Star/Delta Isolation Tx For shore supplies

Hi All,

First post so take it easy!

We have a requirement to design an installation using a star/delta isolation transformer to feed shore supply sockets to power and charge new tram/trains (Believe first of their kind in the UK). I am trying to get an understanding of the implications, and what we need to consider in the design as this Tx will be installed within the building supplied from the buildings existing LV system. The trains on board converter has a DC link to ground which could cause earth leakage hence the request for a Star Delta Tx to prevent tripping of the buildings LV supply.  

From my understanding we will need to install insulation monitoring for first fault conditions and on 2nd fault condition will isolate the circuit (An IT System). The train does not require a neutral or CPC (But will we need a CPC to comply with BS7671? If so how does this connect to a delta winding?).  But where I am getting confused is the earthing side of things. Everything within the building including the rails the trains sits on, is bonded back to the building MET. Is there a risk of different potentials within the area? or because they are bonded back to the building MET they will remain at the same potential as this system supplies the Isolation Tx?

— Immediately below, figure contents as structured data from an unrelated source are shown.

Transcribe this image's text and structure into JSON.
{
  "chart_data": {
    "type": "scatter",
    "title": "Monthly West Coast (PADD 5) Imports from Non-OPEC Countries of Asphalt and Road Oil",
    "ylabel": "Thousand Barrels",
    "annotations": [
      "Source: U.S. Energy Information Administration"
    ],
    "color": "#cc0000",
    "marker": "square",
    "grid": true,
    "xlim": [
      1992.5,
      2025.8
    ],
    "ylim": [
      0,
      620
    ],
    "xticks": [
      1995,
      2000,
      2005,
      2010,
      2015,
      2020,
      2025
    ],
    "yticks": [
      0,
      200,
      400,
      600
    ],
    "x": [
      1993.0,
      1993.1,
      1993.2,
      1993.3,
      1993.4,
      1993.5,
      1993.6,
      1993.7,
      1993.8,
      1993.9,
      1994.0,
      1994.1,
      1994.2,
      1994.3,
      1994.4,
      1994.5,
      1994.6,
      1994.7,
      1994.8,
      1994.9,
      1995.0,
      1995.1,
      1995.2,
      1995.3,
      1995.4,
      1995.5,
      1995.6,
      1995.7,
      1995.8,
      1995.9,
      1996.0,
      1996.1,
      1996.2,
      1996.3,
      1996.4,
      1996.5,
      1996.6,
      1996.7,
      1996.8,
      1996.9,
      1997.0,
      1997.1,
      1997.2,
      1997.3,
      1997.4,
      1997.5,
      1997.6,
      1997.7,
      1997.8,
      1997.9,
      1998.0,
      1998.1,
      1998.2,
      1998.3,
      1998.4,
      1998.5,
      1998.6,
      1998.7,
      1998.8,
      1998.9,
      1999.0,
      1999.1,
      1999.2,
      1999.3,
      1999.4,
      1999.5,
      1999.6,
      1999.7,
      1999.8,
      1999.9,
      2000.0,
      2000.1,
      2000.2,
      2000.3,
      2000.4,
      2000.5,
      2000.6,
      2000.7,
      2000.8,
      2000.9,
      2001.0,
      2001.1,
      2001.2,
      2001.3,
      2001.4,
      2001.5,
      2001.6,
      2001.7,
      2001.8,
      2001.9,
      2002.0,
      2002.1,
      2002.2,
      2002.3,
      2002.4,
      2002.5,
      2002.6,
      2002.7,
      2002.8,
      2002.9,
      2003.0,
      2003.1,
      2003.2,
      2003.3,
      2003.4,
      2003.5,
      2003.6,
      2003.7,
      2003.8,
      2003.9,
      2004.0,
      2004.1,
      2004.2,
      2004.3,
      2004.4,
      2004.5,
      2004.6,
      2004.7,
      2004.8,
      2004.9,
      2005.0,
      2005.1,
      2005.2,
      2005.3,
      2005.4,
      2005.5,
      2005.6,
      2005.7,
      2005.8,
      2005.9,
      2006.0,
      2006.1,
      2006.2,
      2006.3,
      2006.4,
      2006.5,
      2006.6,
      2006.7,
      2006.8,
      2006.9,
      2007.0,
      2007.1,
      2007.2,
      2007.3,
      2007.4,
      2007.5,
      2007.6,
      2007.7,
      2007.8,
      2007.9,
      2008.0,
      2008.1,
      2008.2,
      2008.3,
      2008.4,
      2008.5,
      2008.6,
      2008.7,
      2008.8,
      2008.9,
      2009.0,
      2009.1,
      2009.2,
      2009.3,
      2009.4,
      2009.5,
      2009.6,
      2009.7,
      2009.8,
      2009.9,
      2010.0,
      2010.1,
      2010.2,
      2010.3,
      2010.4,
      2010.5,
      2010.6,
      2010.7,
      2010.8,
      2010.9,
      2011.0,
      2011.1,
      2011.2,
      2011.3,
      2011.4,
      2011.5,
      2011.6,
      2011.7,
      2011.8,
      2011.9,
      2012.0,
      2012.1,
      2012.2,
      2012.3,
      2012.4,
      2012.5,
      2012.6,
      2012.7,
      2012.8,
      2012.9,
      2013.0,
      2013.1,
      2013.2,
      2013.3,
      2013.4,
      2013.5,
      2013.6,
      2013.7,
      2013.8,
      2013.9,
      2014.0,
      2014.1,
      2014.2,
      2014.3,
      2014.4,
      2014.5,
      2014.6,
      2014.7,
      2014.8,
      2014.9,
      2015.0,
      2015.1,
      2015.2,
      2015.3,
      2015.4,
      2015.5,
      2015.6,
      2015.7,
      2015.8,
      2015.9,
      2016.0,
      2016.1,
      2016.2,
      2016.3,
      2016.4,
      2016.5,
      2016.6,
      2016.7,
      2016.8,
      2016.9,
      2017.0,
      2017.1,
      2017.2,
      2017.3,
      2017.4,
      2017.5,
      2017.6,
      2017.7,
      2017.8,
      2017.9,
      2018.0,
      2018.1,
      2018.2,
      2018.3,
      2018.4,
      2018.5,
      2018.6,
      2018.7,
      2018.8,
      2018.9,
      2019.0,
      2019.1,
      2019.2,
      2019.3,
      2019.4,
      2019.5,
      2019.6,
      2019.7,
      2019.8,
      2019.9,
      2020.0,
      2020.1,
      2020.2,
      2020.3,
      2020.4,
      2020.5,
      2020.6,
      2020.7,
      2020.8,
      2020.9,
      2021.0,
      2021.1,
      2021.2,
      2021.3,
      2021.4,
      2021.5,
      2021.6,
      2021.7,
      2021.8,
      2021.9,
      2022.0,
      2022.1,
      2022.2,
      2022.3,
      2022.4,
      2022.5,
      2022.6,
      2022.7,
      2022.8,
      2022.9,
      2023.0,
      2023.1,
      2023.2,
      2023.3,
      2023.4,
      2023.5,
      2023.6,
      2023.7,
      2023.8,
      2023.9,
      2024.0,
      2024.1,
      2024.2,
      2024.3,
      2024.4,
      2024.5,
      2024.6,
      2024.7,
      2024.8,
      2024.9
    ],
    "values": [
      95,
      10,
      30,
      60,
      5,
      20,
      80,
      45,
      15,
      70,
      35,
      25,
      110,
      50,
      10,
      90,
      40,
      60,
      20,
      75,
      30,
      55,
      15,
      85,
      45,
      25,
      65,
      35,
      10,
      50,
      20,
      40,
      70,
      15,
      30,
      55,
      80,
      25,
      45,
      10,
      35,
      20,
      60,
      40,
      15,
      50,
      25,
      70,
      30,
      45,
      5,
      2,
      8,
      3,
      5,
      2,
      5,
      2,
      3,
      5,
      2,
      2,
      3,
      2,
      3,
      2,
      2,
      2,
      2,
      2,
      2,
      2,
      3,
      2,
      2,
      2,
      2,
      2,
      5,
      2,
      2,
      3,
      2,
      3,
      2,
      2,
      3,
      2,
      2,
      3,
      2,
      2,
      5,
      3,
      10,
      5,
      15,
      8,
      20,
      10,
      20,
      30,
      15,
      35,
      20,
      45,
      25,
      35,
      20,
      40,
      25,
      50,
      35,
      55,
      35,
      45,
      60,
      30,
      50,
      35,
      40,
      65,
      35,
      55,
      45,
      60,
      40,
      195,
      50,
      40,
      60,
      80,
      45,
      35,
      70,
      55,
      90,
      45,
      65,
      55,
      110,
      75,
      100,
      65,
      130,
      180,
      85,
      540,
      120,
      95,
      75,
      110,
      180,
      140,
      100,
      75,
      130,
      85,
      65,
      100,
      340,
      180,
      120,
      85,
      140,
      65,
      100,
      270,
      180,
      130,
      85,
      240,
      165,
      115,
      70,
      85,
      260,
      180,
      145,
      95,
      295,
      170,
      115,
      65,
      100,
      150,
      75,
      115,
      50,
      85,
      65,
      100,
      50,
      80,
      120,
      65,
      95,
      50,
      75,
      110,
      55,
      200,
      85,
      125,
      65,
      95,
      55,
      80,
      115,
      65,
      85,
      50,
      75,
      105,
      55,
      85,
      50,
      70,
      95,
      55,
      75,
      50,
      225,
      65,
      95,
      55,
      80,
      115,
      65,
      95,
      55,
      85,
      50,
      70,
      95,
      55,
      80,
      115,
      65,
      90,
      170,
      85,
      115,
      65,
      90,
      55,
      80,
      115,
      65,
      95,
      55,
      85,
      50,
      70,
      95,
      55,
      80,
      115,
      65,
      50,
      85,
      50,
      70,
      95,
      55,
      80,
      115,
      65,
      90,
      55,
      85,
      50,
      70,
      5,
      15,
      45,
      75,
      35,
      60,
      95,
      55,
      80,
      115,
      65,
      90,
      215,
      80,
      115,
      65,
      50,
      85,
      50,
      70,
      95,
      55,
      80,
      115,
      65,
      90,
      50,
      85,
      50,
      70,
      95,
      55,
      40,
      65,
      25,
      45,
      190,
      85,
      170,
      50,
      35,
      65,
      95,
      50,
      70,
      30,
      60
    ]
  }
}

I may be over thinking this but have never come across this before so eager to educate myself.




  • The train does not require a neutral or CPC (But will we need a CPC to comply with BS7671? If so how does this connect to a delta winding?).

    I thought star/delta transformers were normally the other way around - delta on the primary and star on the secondary (at least that's how I understand the DNOs do it). Any wayward earth leakage on the secondary side returns to the secondary star point and so doesn't affect the upstream installation.

    +1 for checking whether BS 7671 is relevant. "Railway traction equipment" is specifically excluded (110.2 (ii)) - but whether a supply used to charge a battery which is then used (at a different moment in time) for traction, does or does not come under that heading,  is I suspect not clear (I can't imagine it was the sort of thing that would have been considered when the words were originally written). That said, the underlying physics and most of the safety principles will be the same regardless of which standard it falls under.

       - Andy.

  • please forgive a daft question here. all stray currents must return to their source, so any stray DC should return to the AC/DC converter rather than to the AC source. if the AC/DC converter isolates the DC from the AC, then will there be any stray currents on the AC side (other than the nuisance currents through the earth that we see with all traction)?